I am neither a scientist nor a photographer (though I do take pictures sometimes), but I am poet publishing a little online magazine called poet'sPicturebook, at http://marnescriptsmain.blogspot.com/. But I like to think I know good pictures. The ezine is actually a blog formatted as a magazine and accepts contributions of poetry, art and photography. The contributed poems and pictures are as much as possible of good quality, so I always strive to accompany poems with the best pictures there are. However the site is a non-revenue site, maintained by me for one year now without funding or compensation for contributions. For it's yearend issue the ezine will publish a poem titled "Where Do Ants Go When They Die?" (by a veteran Philippine poet writing in English). I would very much like to use your Argentine Ant picture above (Linepithema humile or hum5 pic), with your permission and with full credits and links (in the contributor's page). Should you permit, that would be wonderful. If you're not inclined to allow me (you might want to visit the site first), I won't use it.

Thank you very much,

Marne L. Kilates

Hi Alex

I would like to get in contact with Jo if i could please.

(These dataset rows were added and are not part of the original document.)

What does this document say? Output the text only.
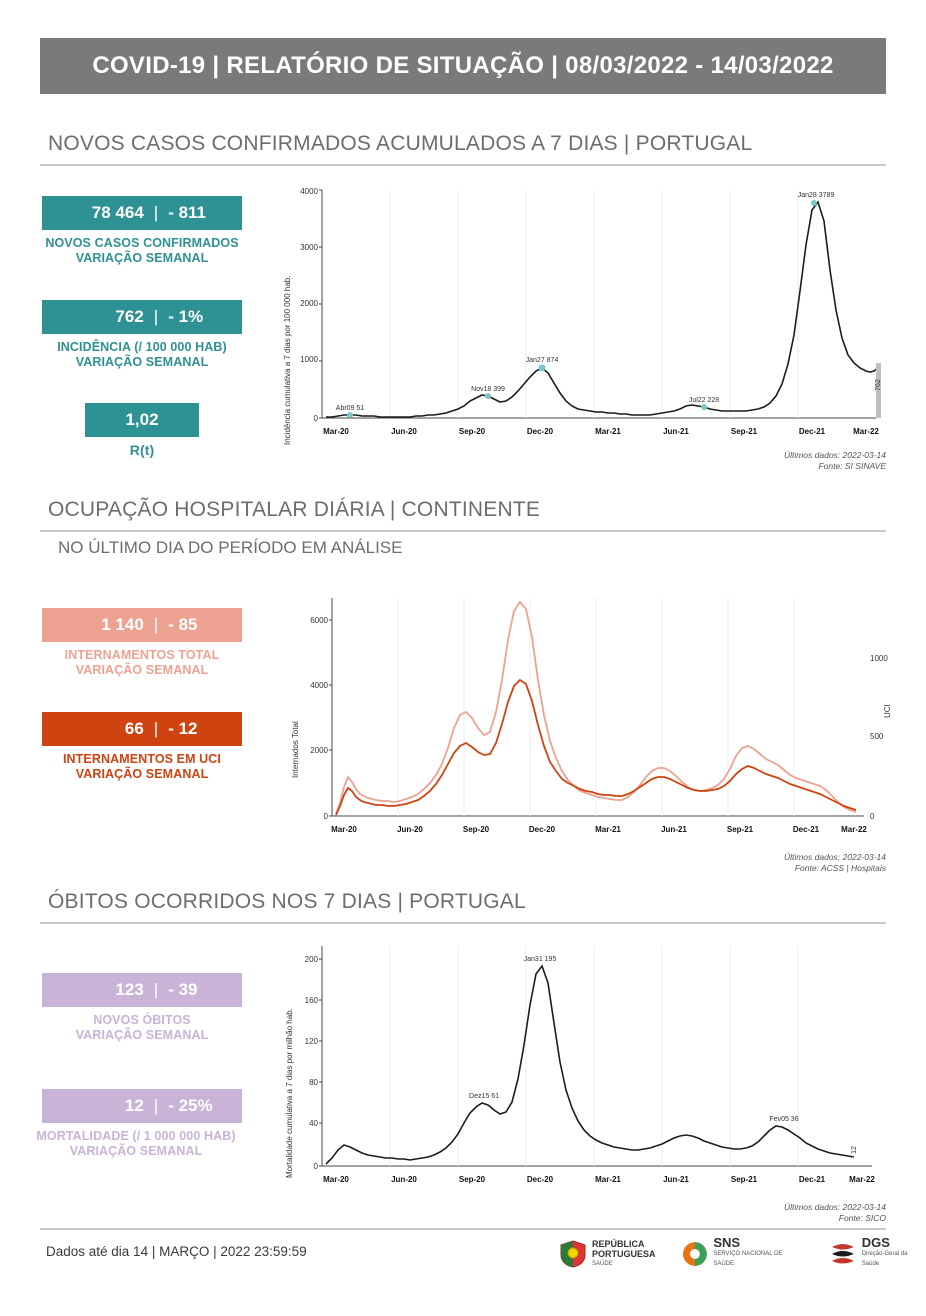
COVID-19 | RELATÓRIO DE SITUAÇÃO | 08/03/2022 - 14/03/2022
NOVOS CASOS CONFIRMADOS ACUMULADOS A 7 DIAS | PORTUGAL
78 464 | - 811
NOVOS CASOS CONFIRMADOS
VARIAÇÃO SEMANAL
762 | - 1%
INCIDÊNCIA (/ 100 000 HAB)
VARIAÇÃO SEMANAL
1,02
R(t)
Incidência cumulativa a 7 dias por 100 000 hab.
4000
3000
2000
1000
0
Mar-20	Jun-20	Sep-20	Dec-20	Mar-21	Jun-21	Sep-21	Dec-21	Mar-22
Abr09 51
Nov18 399
Jan27 874
Jul22 228
Jan28 3789
762
Últimos dados: 2022-03-14
Fonte: SI SINAVE
OCUPAÇÃO HOSPITALAR DIÁRIA | CONTINENTE
NO ÚLTIMO DIA DO PERÍODO EM ANÁLISE
1 140 | - 85
INTERNAMENTOS TOTAL
VARIAÇÃO SEMANAL
66 | - 12
INTERNAMENTOS EM UCI
VARIAÇÃO SEMANAL	Internados Total
UCI
6000
4000
2000
0
1000
500
0
Mar-20	Jun-20	Sep-20	Dec-20	Mar-21	Jun-21	Sep-21	Dec-21	Mar-22
Últimos dados: 2022-03-14
Fonte: ACSS | Hospitais
ÓBITOS OCORRIDOS NOS 7 DIAS | PORTUGAL
123 | - 39
NOVOS ÓBITOS
VARIAÇÃO SEMANAL
12 | - 25%
MORTALIDADE (/ 1 000 000 HAB)
VARIAÇÃO SEMANAL	Mortalidade cumulativa a 7 dias por milhão hab.
200
160
120
80
40
0
Mar-20	Jun-20	Sep-20	Dec-20	Mar-21	Jun-21	Sep-21	Dec-21	Mar-22
Dez15 61
Jan31 195
Fev05 36
12
Últimos dados: 2022-03-14
Fonte: SICO
Dados até dia 14 | MARÇO | 2022 23:59:59
REPÚBLICA
PORTUGUESA
SAÚDE
SNS
SERVIÇO NACIONAL DE SAÚDE
DGS
Direção-Geral da Saúde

Could you ask her to email me please.

Thanks Evan

By Evan Harris (not verified) on 21 Apr 2009 #permalink

what is then a good ant? isn't it so that the human species has imbalanced (with fertilizers, pestizides, etc.) the original homeplace of these insects and many other living species (including that of the human species itself) eliminating is not a solution - unfortunately the number of them is many, many times bigger and their intelligence not lesser than ours and they would survive - not us!

I just read an article on Huffpo about how these ants have formed a sort of super colony around the world. In North Florida our bigger worry (as of now) is still the fire ant. Their sting is pretty bad. What would happen if these 2 types of ants met?

What would happen if these 2 types of ants met?

There would be WAR!

When Argentine ants meet fire ants, the fire ants disappear...at least they did in my 3 acre yard. No more fire ants (good) but uncontrollable Argentines requiring almost daily intervention.

hi everyone? i am interesting ants? and wont bay a few tapes of them? i live in Ukraine? if some one wont help me ride on mail d.cherkasov@mail.ru i am looking Atta sexdens and others!

Does anyone know if the Argentine Ant has made it to the Okavango Delta in Botswana yet??